In Acts I and III, a revolving stage was used to compartmentalize the action and the characters. In Act I, three adjacent rooms are shown: in one room the sleeping maids lament their fate of being born poor but also Pénélope’s procrastination in taking a spouse; in the second room, other maids are performing domestic tasks. This was presented in slow, stylized fashion, reminiscent of the hand movements of the nymphs in the original choreography for the ballet L’Après‑midi d’un faune, which may be an unconscious clin d’œil to Grecian Antiquity. Finally, the five suitors are in a third room, dressed as 1920s mafiosi.
By presenting the characters in different rooms, Breth created distance – between servants and mistress, and above all between Pénélope and her unwanted suitors. The rowdy suitors were revolting, though they could have been worse. Breth is a smart director, and knows that excess has the opposite effect. By dressing them as Mafiosi, they’re already reprehensible. Having them order the palace’s best wine, as if paying customers in a tavern, showed how parasitic they were. Having them fondle the maids made one guess what else they might do. Imagining is more powerful than seeing.
Likewise, the final butchering of the suitors is achieved with minimum gore.

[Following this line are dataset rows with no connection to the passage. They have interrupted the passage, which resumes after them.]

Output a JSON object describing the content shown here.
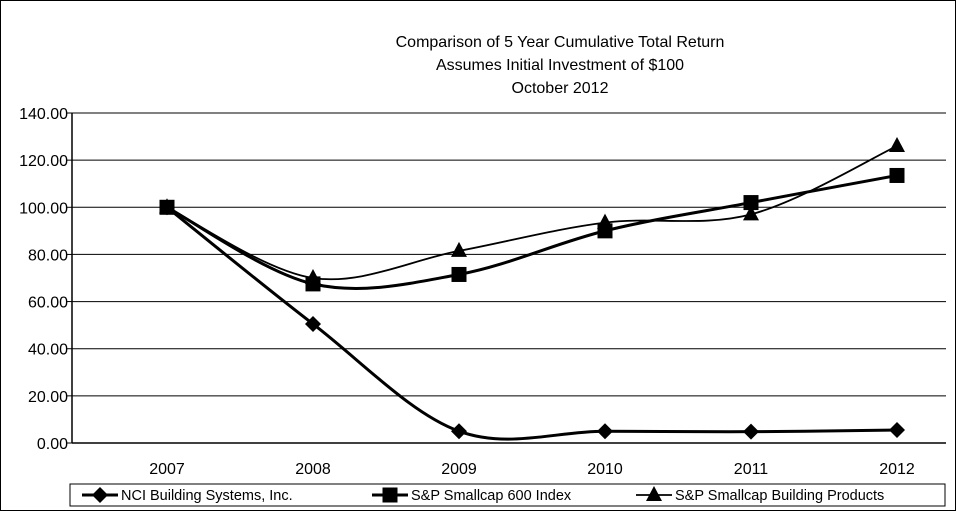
{
  "chart_data": {
    "type": "line",
    "title": [
      "Comparison of 5 Year Cumulative Total Return",
      "Assumes Initial Investment of $100",
      "October 2012"
    ],
    "xlabel": "",
    "ylabel": "",
    "categories": [
      "2007",
      "2008",
      "2009",
      "2010",
      "2011",
      "2012"
    ],
    "ylim": [
      0,
      140
    ],
    "yticks": [
      "0.00",
      "20.00",
      "40.00",
      "60.00",
      "80.00",
      "100.00",
      "120.00",
      "140.00"
    ],
    "grid": true,
    "legend_position": "bottom",
    "series": [
      {
        "name": "NCI Building Systems, Inc.",
        "marker": "diamond",
        "values": [
          100,
          50.5,
          5,
          5,
          4.8,
          5.5
        ]
      },
      {
        "name": "S&P Smallcap 600 Index",
        "marker": "square",
        "values": [
          100,
          67.5,
          71.5,
          90,
          102,
          113.5
        ]
      },
      {
        "name": "S&P Smallcap Building Products",
        "marker": "triangle",
        "values": [
          100,
          70,
          81.5,
          93.5,
          97,
          126
        ]
      }
    ]
  }
}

Again, in three compartmentalized rooms, we see Pénélope in one, a suitor with a knife in another, and the carcasses of five calves, suspended on hooks. The obvious image is that the suitors ordered the butchering of livestock in preparation for the Queen’s wedding to one of them. The subconscious image is of five carcasses for the soon-to-be-butchered suitors; an awful image, yet averting gratuitous gore.

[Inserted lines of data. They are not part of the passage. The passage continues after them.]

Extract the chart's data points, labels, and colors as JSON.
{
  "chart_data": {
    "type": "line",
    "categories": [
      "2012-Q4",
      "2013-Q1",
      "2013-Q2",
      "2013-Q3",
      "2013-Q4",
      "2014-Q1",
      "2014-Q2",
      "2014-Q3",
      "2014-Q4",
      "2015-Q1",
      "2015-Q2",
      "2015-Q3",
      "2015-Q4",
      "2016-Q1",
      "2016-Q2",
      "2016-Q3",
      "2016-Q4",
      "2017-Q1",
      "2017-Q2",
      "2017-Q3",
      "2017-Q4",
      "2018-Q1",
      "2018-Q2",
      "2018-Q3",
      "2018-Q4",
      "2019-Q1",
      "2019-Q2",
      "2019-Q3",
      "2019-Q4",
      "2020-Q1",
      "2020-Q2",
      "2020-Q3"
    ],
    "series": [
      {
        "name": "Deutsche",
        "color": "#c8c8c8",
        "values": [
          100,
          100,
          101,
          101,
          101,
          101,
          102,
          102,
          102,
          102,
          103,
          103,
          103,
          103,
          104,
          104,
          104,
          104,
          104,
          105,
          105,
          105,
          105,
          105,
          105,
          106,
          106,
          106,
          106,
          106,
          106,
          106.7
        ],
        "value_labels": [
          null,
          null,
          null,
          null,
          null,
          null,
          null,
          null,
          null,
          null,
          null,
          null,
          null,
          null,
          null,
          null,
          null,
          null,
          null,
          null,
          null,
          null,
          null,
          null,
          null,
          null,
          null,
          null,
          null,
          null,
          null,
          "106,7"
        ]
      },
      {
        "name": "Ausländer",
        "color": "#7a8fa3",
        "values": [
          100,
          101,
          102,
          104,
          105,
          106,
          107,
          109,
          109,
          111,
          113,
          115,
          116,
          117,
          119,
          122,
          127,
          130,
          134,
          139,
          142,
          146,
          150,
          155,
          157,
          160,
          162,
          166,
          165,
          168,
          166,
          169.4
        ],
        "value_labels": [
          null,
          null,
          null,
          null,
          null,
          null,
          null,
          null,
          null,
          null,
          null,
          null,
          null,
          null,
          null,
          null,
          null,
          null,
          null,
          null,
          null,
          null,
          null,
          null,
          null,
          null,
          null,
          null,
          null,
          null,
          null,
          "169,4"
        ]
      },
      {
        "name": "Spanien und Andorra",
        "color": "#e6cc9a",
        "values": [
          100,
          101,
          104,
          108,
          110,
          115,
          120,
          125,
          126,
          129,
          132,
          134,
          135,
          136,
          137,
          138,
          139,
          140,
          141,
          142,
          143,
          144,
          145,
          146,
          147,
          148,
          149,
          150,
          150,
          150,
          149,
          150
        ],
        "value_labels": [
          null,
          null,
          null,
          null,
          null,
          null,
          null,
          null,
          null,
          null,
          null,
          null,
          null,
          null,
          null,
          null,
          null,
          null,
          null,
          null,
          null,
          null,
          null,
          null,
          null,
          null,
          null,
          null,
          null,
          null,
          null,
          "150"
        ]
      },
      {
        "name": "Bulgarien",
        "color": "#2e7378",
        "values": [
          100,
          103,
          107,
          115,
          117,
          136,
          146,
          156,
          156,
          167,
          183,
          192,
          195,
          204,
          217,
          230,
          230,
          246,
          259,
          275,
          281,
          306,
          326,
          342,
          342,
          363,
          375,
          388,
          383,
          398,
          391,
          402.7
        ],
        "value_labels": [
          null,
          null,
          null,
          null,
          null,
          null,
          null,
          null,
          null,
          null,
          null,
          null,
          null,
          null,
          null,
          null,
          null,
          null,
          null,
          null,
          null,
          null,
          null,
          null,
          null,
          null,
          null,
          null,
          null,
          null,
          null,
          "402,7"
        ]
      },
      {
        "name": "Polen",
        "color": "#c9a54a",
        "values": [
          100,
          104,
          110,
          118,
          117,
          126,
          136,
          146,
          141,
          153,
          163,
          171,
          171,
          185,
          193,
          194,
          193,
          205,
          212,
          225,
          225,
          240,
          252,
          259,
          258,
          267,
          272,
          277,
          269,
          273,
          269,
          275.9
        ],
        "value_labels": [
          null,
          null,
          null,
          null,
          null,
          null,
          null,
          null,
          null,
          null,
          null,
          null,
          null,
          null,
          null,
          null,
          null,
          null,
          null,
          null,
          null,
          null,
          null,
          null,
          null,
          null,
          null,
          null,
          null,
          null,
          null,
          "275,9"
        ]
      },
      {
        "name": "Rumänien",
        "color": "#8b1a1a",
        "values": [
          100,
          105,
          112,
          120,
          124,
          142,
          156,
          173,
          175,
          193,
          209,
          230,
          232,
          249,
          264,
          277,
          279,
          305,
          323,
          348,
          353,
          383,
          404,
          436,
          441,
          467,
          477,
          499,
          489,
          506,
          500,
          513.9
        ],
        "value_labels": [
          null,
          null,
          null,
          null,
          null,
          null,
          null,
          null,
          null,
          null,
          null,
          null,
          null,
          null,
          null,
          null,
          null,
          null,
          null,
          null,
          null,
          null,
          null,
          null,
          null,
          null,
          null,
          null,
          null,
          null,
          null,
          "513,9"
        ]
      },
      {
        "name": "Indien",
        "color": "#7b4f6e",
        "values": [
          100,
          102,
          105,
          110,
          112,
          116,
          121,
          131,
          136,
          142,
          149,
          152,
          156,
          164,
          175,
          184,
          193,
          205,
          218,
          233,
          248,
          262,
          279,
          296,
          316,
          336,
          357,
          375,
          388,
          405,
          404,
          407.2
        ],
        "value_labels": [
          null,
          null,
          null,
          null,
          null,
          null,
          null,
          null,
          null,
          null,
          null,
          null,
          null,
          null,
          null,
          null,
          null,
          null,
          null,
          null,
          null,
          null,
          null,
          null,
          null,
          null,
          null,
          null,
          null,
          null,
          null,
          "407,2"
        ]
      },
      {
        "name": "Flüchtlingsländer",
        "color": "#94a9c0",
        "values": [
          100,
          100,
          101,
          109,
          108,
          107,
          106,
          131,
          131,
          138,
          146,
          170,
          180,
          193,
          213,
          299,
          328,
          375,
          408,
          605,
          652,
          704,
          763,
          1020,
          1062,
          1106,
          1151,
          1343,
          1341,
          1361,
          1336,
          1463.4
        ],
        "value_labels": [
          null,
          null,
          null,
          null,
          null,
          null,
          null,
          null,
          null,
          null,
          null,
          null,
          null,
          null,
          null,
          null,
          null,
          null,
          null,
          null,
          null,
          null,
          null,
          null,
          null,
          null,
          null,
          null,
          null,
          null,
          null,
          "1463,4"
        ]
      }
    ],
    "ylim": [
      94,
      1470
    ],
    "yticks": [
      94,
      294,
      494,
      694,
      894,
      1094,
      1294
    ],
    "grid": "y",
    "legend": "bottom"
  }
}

The rooms kept moving and we saw an acrobat holding Ulysse’s bow with her feet, shooting an arrow. In an adjacent room, Eumée and the shepherds join arms, ready to kill the suitors. In yet another space, the five suitors replace the hanging ones, indicating their massacre.
In the finale, the two leitmotifs of Pénélope and Ulysse blended, while the orchestra soared gloriously, together with the chorus of shepherds, maids, king and queen. It was an appropriately euphoric finale for a caringly resurrected treasure.